The Ise Jingu, the most sacred of the Shinto shrines in Japan, has commenced its most current rebuilding ceremony; it is a ritual followed every 20 years since a time exceeding 1,300 years ago. It is the start of a nine year period to demolish and rebuild all 125 buildings of the shrines completely with new material made of sacred cypress, and embodies the highly religious and cultural practices of Shintoism.
Rebuilding Ise Jingu: This is a religious ceremony known as Shikinen Sengu that started in 690 CE when Empress Jito was ruling. It is a sign of spiritual rejuvenation, respect towards nature, and propagation between generations, and a blend of old Shinto faith and the art of the Japanese. Carpenters and other skilled craftsmen employ methods that have been used over centuries to restore every structure accurately and had to create literally more than 1,500 ritual garments and objects that were required in the shrine.

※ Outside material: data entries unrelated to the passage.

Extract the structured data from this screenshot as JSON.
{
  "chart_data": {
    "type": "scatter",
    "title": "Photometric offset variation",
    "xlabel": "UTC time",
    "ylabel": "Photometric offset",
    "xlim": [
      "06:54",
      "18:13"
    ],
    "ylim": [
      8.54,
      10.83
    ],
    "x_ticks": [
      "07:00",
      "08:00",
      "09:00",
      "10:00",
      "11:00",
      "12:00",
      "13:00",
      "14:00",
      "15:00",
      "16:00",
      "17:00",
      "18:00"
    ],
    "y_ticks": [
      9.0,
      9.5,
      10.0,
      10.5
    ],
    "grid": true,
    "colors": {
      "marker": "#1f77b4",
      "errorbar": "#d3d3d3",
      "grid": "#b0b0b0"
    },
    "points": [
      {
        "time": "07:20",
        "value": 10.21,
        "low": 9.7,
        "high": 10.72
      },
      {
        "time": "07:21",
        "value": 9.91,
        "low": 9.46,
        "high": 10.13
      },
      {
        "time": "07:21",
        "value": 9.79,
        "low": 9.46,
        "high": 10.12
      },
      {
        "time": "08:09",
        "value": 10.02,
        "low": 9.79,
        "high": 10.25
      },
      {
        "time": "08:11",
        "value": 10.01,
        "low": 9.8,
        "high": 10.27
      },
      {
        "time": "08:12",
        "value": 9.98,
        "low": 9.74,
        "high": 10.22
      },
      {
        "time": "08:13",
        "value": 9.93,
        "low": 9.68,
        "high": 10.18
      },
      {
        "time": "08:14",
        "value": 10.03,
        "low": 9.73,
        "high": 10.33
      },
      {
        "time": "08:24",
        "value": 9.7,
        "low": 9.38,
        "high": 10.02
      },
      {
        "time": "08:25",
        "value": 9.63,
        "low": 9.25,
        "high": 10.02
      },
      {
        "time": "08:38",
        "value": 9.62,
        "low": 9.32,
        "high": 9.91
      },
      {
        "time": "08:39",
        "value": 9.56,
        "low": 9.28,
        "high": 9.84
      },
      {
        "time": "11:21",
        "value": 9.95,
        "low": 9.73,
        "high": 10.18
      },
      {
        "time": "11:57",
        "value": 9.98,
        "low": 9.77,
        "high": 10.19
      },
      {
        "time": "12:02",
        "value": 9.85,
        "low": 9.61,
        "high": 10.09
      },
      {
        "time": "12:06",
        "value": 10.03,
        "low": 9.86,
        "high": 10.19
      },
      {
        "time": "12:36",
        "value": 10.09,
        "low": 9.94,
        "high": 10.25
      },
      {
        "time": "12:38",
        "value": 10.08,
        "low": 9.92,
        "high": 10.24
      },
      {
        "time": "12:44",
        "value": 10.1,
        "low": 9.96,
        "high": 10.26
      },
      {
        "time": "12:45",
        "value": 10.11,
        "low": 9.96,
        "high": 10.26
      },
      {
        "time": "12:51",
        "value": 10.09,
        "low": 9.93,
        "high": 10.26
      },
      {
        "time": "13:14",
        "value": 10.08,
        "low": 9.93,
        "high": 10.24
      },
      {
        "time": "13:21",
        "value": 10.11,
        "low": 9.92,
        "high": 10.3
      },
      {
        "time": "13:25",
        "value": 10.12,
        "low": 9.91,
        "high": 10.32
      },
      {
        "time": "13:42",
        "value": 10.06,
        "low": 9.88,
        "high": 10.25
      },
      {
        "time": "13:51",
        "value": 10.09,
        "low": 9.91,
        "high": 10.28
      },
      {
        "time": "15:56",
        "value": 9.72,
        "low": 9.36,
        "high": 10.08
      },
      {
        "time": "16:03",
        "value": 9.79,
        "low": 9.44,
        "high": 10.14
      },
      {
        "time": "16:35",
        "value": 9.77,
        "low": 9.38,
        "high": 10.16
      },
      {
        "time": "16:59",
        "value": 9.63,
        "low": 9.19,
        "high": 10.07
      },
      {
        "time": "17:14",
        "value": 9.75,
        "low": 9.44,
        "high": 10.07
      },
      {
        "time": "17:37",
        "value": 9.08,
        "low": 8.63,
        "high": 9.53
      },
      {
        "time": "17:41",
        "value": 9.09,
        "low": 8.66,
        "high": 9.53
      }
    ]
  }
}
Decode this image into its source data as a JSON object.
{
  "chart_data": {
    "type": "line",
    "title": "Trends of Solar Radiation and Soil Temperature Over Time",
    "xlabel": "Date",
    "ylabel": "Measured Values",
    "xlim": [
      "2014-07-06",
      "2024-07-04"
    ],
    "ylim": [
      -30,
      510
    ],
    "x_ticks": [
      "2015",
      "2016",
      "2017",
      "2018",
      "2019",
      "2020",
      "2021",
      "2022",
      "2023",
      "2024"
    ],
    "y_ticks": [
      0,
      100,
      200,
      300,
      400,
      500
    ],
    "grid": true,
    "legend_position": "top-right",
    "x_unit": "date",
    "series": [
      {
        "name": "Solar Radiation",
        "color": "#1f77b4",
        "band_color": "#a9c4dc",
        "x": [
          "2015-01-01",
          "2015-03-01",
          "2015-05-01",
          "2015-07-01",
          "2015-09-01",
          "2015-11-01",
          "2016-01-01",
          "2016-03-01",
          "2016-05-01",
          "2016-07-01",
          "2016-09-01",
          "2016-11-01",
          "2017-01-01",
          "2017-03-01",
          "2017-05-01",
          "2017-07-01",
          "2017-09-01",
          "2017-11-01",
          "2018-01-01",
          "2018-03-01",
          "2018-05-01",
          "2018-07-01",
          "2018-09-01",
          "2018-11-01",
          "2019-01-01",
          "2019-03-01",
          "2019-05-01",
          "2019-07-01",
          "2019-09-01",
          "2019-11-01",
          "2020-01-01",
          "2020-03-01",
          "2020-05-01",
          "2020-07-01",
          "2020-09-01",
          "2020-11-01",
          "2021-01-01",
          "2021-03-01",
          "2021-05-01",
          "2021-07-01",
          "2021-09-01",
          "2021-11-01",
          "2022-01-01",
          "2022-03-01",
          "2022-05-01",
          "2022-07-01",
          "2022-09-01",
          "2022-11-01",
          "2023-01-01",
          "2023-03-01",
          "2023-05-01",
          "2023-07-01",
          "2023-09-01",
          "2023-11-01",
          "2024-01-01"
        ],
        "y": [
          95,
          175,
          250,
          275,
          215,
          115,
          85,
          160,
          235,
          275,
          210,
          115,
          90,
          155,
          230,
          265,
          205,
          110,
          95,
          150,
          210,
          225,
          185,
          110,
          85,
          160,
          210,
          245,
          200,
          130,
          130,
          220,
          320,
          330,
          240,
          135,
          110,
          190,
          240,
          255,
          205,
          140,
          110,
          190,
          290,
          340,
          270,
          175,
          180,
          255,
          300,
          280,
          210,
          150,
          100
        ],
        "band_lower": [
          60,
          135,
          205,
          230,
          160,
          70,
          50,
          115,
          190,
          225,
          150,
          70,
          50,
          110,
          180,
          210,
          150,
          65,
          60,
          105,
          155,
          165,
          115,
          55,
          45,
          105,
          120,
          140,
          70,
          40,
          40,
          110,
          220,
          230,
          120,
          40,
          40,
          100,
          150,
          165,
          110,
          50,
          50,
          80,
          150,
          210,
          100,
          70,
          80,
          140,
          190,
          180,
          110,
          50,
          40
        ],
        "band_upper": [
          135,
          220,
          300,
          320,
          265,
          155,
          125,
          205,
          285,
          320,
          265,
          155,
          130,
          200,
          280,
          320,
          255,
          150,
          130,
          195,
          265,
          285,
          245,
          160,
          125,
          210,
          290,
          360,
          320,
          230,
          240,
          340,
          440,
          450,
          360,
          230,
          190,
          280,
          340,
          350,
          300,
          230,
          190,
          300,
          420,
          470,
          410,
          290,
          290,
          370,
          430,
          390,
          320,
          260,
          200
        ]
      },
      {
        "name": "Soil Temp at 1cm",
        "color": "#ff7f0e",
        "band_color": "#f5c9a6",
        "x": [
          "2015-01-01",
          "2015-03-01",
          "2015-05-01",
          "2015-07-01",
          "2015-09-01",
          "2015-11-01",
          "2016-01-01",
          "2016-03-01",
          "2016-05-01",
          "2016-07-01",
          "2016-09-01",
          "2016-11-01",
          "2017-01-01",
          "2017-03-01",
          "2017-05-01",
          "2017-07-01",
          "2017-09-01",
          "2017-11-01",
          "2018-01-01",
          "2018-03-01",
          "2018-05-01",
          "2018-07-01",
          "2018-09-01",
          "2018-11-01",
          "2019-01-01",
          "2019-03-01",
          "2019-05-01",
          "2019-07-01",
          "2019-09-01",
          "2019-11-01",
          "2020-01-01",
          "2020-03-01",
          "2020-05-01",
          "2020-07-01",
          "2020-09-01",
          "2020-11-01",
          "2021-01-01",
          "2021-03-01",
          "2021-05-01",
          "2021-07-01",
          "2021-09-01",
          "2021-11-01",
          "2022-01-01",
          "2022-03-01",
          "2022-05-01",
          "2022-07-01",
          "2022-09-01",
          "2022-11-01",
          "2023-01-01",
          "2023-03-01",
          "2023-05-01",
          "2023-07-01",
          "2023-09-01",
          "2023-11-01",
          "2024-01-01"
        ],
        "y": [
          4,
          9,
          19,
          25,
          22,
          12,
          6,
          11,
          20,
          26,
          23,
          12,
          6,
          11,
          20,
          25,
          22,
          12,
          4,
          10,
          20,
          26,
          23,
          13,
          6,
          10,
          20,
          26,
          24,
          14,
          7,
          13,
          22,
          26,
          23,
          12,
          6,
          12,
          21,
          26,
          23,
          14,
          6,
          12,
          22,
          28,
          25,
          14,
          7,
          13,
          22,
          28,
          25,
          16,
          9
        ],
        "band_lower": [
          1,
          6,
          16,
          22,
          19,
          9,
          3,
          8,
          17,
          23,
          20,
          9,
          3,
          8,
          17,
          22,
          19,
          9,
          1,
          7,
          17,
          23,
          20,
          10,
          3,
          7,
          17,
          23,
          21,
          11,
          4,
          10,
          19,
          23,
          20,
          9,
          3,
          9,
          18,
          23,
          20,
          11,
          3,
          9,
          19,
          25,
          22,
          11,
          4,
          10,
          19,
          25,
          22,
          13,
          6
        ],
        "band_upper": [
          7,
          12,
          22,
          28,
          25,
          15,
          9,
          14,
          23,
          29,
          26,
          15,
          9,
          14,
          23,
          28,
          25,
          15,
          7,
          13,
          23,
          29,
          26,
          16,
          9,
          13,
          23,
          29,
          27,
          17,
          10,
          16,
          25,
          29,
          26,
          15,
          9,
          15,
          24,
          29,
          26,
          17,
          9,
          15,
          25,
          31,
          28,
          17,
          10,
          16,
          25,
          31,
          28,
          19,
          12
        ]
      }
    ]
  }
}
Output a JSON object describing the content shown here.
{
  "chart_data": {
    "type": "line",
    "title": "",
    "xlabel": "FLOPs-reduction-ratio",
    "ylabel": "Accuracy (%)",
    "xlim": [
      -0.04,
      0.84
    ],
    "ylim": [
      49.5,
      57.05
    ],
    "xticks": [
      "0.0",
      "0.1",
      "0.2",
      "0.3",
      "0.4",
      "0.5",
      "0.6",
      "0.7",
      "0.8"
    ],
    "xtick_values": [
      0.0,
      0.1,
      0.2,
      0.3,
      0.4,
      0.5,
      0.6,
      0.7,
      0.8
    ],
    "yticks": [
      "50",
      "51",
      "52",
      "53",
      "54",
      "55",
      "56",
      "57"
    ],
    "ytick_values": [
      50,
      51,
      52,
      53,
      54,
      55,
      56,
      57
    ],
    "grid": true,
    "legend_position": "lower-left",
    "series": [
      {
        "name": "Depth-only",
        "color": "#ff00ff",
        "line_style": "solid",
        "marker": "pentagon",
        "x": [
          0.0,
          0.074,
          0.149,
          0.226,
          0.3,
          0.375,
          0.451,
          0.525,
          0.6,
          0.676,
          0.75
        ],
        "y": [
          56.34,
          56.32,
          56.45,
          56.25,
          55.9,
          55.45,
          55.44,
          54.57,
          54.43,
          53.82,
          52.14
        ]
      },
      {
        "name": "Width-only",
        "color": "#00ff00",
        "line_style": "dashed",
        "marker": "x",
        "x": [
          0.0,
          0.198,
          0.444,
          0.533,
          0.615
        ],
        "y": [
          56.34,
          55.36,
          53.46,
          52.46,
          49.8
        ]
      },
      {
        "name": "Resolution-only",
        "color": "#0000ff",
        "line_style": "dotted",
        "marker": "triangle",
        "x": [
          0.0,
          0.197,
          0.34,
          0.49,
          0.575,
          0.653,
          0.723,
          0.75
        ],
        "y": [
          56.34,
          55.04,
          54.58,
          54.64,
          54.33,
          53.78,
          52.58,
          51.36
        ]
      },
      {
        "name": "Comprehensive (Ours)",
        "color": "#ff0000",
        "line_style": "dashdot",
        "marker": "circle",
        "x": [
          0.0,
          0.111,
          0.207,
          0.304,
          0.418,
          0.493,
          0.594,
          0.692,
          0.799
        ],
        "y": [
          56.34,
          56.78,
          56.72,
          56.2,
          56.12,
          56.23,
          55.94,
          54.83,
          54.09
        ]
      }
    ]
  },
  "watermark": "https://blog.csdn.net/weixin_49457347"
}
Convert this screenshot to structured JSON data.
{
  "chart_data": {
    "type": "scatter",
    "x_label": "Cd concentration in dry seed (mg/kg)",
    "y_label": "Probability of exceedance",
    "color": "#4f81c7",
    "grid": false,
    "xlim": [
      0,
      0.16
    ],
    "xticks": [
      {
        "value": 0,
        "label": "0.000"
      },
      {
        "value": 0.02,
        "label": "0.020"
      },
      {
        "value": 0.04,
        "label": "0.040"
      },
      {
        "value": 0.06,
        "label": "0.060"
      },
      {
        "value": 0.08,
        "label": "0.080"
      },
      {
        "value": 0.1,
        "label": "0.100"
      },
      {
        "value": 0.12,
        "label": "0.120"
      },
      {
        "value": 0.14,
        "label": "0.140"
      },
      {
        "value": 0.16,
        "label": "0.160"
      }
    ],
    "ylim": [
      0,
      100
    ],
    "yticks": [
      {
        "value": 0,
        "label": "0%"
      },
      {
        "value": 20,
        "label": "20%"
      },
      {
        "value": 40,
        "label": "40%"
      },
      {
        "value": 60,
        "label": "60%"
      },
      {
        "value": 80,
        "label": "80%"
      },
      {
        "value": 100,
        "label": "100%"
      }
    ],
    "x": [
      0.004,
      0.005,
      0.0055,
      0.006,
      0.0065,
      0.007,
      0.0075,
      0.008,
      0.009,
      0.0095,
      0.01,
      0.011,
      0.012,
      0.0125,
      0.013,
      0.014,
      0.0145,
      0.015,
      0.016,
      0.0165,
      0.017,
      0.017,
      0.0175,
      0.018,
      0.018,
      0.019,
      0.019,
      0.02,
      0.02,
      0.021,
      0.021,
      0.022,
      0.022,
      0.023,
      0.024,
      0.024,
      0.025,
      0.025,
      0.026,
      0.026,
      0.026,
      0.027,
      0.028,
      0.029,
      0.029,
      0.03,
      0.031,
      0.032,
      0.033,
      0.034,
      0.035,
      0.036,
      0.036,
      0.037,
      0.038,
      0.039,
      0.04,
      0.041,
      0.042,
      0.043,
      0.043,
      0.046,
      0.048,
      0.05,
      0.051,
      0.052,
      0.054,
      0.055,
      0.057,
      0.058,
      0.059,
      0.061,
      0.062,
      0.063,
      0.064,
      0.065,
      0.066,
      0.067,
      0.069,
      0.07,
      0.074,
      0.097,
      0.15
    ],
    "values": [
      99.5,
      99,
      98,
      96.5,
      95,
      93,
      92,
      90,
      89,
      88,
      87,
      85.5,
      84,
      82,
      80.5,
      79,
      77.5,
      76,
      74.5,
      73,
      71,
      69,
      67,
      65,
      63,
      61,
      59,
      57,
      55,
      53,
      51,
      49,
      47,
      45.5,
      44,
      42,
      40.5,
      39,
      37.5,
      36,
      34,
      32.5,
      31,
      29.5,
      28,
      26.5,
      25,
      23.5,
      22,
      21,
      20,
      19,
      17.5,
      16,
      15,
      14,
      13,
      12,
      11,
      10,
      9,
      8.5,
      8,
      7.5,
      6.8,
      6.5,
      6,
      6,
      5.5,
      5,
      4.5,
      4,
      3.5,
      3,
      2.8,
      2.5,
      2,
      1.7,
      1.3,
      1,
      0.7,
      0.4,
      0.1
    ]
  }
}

It begins with the work of priests and woodsmen, whose mountain ceremonies demand the approval of the gods of the place before they cut down the old cypress trees. The rebuilding cycle that takes place over nine years sees these trees being shipped in a theatric procession with dozens of ceremonies and festivals. Over 10,000 cypress trees will be gathered and refined and preparations go as far as removing special reed thatch that is used in the roofs of the shrines; this type of thatch require almost eight years of growth.
This principal shrine of Ise Jingu was dedicated to the sun goddess Amaterasu, the mythological lineage of the imperial family. Shinto believers and visitors- totaling up to 7 million annually- come to see the rare and so-called, mysterious and heart touching rebuilding ceremonies. At the last ritual of 2033, the sacred deity of the shrine will be moved into a new building that is just being built and the phase of the cycle will be complete.
Although Japan was modernized, and the number of Shinto temples decreased, the reconstruction of Ise Jingu remains a strong message of the living tradition and the revival of nature. The cycle has continued without interruption except in 2 occasions (civil war between 15 th and 16 th century and reconstruction after World War II). Local carpenters, foresters and priests perceive their task to be a rare privilege and a spiritual obligation thereby connecting the past, the present and the future in one of the longest-term human rituals in the world.
This most recent renewal thus reinstates the shrine to the core of Japanese culture to both venerate the past and have hope of the future.